Kamis, 01 Mei 2014

Untuk Kawan-kawan Seperjuangan

Pada akhirnya kita harus menerima takdir untuk kembali pada jalan masing-masing. Kembali ke kota masing-masing kita harus menerapkan ilmu kita, atau merantau ke tampat lain untuk menyambung hidup. Teori-teori yang kita baca serta diskusikan itu hanya akan menjadi wacana tanpa ada aksi. Diskusi-diskusi kita akan menguap saja tanpa ada aksi. Perlulah juga diingat bahwa aksi tanpa teori dan diskusi bisa menjadi sebuah penyesalan karena lupa atau tidak tahu akan salah.

Ah, kawan... begitu banyak selama perkuliahan ini yang ingin sekali kuceritakan. Dibukukan hingga berhalaman-halaman, tapi itu baru angan. Dari segala logika yang ilmiah hingga menyentuh ketuhanan bahkan romantika yang sering kau anggap remeh padahal itu sangat mempengaruhi mood kalian itu sebuah yang sangat berharga.

Mungkin aku mendahului kalian karena harus segera terjun dalam dunia kerja sementara proses perkuliahan. Aku anggap itu takdir pahit yang mengesankan. Pada saat kita turun langsung dan terikat oleh sistem, disitulah mentalmu diuji. Perdebatan teori dan segala wacana di kepala ternyata tak berarti tanpa ada ada keberanian untuk menentang ketidak-benaran yang terjadi dalam sistem perkantoran kita masing-masing.

Feodalisme, Patriarki, Senioritas, Kolusi, Korupsi, Nepotisme, itulah birokrasi, terbungkus profesionalisme yang omong kosong. At least, bagi saya profesionalisme adalah ketika kau bisa menyuarakan yang salah dan berani untuk memperjuangkan nilai yang kau anggap benar. Biasanya orang akan takut, takut kehilangan pekerjaannya, takut kenyamanan di tempat kerja terusik, takut difitnah dan digossipkan yang tidak-tidak oleh rekan kerjamu sendiri. Untuk apa takut jika kita memang benar yakin memperjuangkan nilai yang kita anggap benar?

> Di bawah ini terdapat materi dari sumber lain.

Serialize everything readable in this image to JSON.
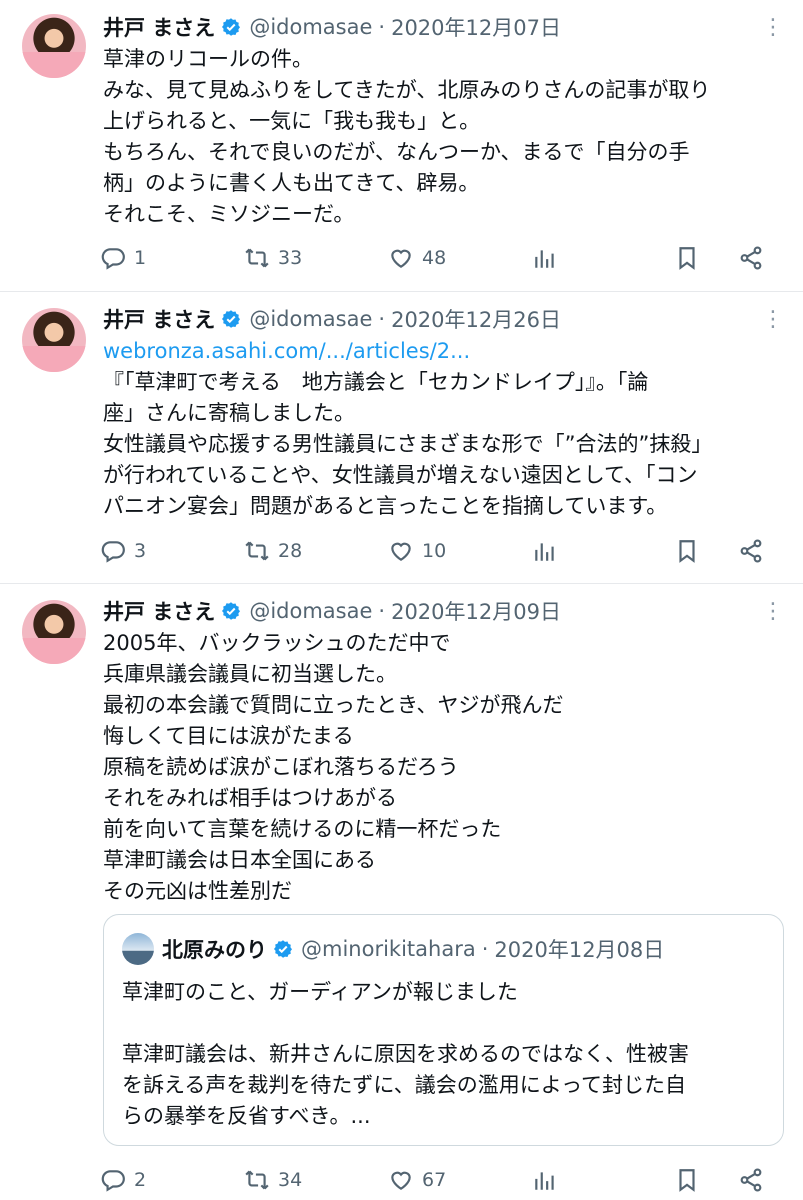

Aku justru lebih takut kehilangan rekan seperjuanganku yang pernah ku kenal. Aku takut kalian tidak berani untuk memperjuangkan kebenaran kalian. Aku takut lama-lama di dalam sistem yang membuat kalian nyaman itu nurani kalian mati. Ketakutan terbesarku adalah kalian tahu yang benar tapi kalian bungkam dan pura-pura tidak tahu.

Perjalanan selama ini yang kulakukan mengajariku untuk selalu berani. Dengan rasa takutku ini akupun harus bersiap-siap untuk berani kecewa karena tidak semua orang pintar itu nuraninya tetap hidup. Aku hanya mengingatkan, dan kuharap kita semua bisa saling menguatkan. Jika memang orang-orang tua berharap pada raga kita, jangan kita sia-siakan harapan-harapan itu, untuk menjadi generasi pembaharu bangsa. Karena jika kita hanya melanggengkan sistem, kita tidaklah berbuat apa-apa. Hanya hidup untuk menunggu mati saja.